SharePoint administrators and security operations teams will need to work together here. Farm topology, service accounts, timer jobs, search components, and legitimate administrative scripts can all produce activity that appears suspicious without SharePoint-specific context. Conversely, a technically valid SharePoint request may still be malicious when it occurs from an unusual source or targets an administrative component.
Internet Exposure Becomes the Architectural Weak Point
CISA recommends that organizations avoid exposing on-premises SharePoint directly to the internet unless there is a documented business requirement. If external access is unavoidable, the server should sit behind a Layer 7 reverse proxy or equivalent application-layer control that requires authentication and can inspect and filter incoming requests.A conventional firewall allowing TCP 443 does not provide that protection. Application-aware controls can reject malformed requests, enforce pre-authentication, constrain access paths, and generate richer telemetry before traffic reaches IIS. Those controls may also provide time for defenders when a new SharePoint exploit emerges before patches can be deployed throughout a large farm.
The agency separately calls for blocking external access to SharePoint Central Administration. Farm and database communications should be restricted to explicitly required systems and ports, limiting the paths available to an attacker who compromises a web-facing node.
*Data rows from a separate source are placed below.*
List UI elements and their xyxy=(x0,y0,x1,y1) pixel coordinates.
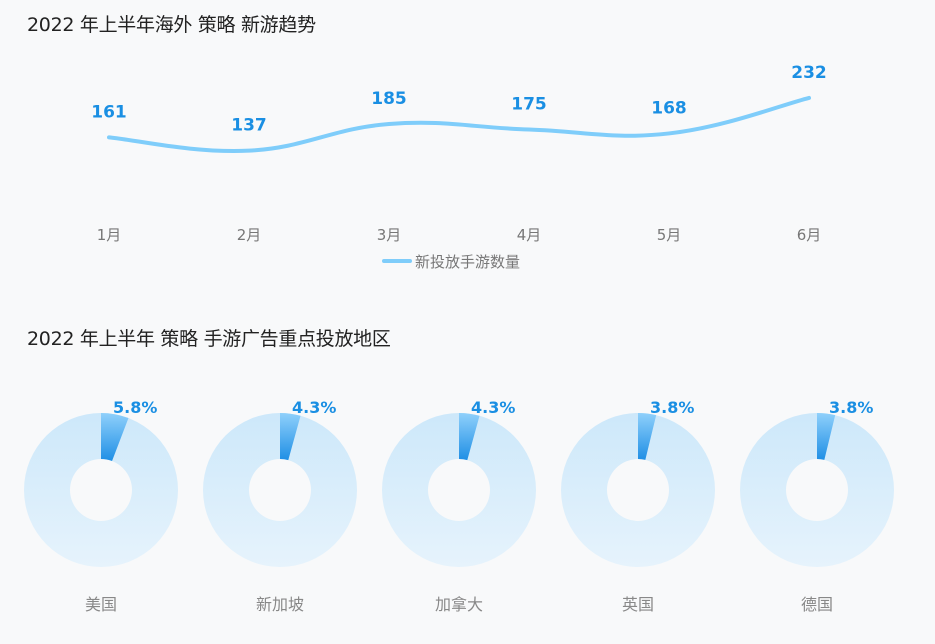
category-label: 英国 xyxy=(622,595,654,614)
slice-value-label: 4.3% xyxy=(471,398,515,417)
data-label: 185 xyxy=(371,89,407,109)
donut-slice xyxy=(817,413,836,460)
slice-value-label: 4.3% xyxy=(292,398,336,417)
slice-value-label: 3.8% xyxy=(650,398,694,417)
donut-ring xyxy=(561,413,715,567)
donut-chart-title: 2022 年上半年 策略 手游广告重点投放地区 xyxy=(27,328,391,350)
donut-chart: 4.3% 新加坡 xyxy=(202,398,358,614)
donut-chart: 5.8% 美国 xyxy=(24,398,178,614)
x-tick-label: 1月 xyxy=(97,226,122,244)
x-tick-label: 2月 xyxy=(237,226,262,244)
slice-value-label: 5.8% xyxy=(113,398,157,417)
donut-slice xyxy=(280,413,301,461)
data-label: 175 xyxy=(511,95,547,115)
series-line xyxy=(107,95,811,154)
x-tick-label: 4月 xyxy=(517,226,542,244)
category-label: 德国 xyxy=(801,595,833,614)
category-label: 新加坡 xyxy=(256,595,304,614)
donut-ring xyxy=(24,413,178,567)
line-chart-title: 2022 年上半年海外 策略 新游趋势 xyxy=(27,14,316,36)
donut-ring xyxy=(202,412,358,568)
data-label: 232 xyxy=(791,63,827,83)
legend-label: 新投放手游数量 xyxy=(415,253,520,271)
donut-ring xyxy=(740,413,894,567)
donut-slice xyxy=(101,413,129,462)
donut-slice xyxy=(638,413,657,460)
slice-value-label: 3.8% xyxy=(829,398,873,417)
x-tick-label: 3月 xyxy=(377,226,402,244)
donut-ring xyxy=(382,413,536,567)
data-label: 168 xyxy=(651,98,687,118)
donut-chart: 4.3% 加拿大 xyxy=(382,398,536,614)
x-tick-label: 5月 xyxy=(657,226,682,244)
donut-chart: 3.8% 英国 xyxy=(561,398,715,614)
x-tick-label: 6月 xyxy=(797,226,822,244)
data-label: 137 xyxy=(231,116,267,136)
category-label: 美国 xyxy=(85,595,117,614)
donut-slice xyxy=(459,413,480,461)
category-label: 加拿大 xyxy=(435,595,483,614)
donut-chart: 3.8% 德国 xyxy=(740,398,894,614)
data-label: 161 xyxy=(91,102,127,122)
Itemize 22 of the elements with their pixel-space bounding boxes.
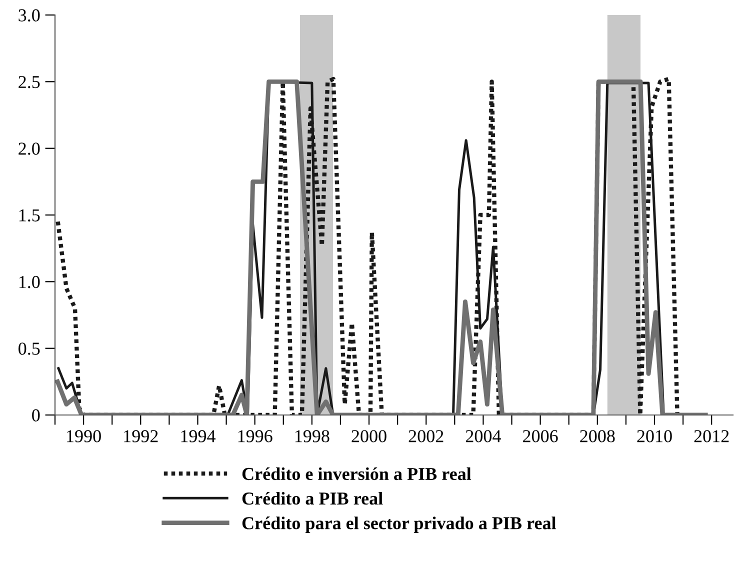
- x-tick-label: 2000: [352, 430, 386, 442]
- x-tick-label: 1990: [67, 430, 101, 442]
- y-tick-label: 3.0: [18, 9, 40, 22]
- y-tick-label: 1.0: [19, 276, 40, 288]
- x-tick-label: 2010: [637, 430, 672, 442]
- x-tick-label: 2002: [408, 430, 444, 442]
- legend-label: Crédito para el sector privado a PIB real: [242, 516, 556, 533]
- y-tick-label: 0.5: [18, 342, 40, 355]
- y-tick-label: 0: [32, 409, 40, 422]
- x-tick-label: 1994: [181, 430, 216, 442]
- x-tick-label: 1998: [295, 430, 330, 442]
- y-tick-label: 2.0: [18, 142, 40, 155]
- y-tick-label: 1.5: [19, 209, 40, 222]
- x-tick-label: 2012: [694, 430, 729, 442]
- y-tick-label: 2.5: [18, 76, 40, 88]
- x-tick-label: 1996: [238, 430, 272, 442]
- x-tick-label: 1992: [124, 430, 158, 442]
- x-tick-label: 2004: [466, 430, 501, 442]
- x-tick-label: 2008: [580, 430, 615, 442]
- legend-label: Crédito e inversión a PIB real: [242, 467, 472, 480]
- legend-label: Crédito a PIB real: [242, 492, 383, 505]
- x-tick-label: 2006: [523, 430, 558, 442]
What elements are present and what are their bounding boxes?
This is a useful dividing line for administrators reviewing inherited deployments. A SharePoint server reachable from arbitrary internet addresses, with Central Administration exposed and unrestricted access to backend systems, represents a substantially different risk from a farm behind authenticated publishing infrastructure and tightly segmented database connectivity.
Microsoft’s role-specific SharePoint hardening guidance should be applied to services, ports, and
Web.config settings rather than treated as a generic checklist. Search servers, application servers, web front ends, Office Online integrations, and SQL Server hosts do not all require the same network access. Rules that reflect those roles can reduce lateral movement without breaking legitimate farm operations.CISA may revise its alert as Microsoft or other parties publish additional guidance. For now, the operational milestone is clear: administrators need to verify the current SharePoint build, enable and validate AMSI scanning, hunt for IIS key theft and other persistence artifacts, and remove unnecessary internet exposure. With CVE-2026-56164 entering the KEV Catalog on July 14, waiting for the next routine maintenance window is no longer a defensible response.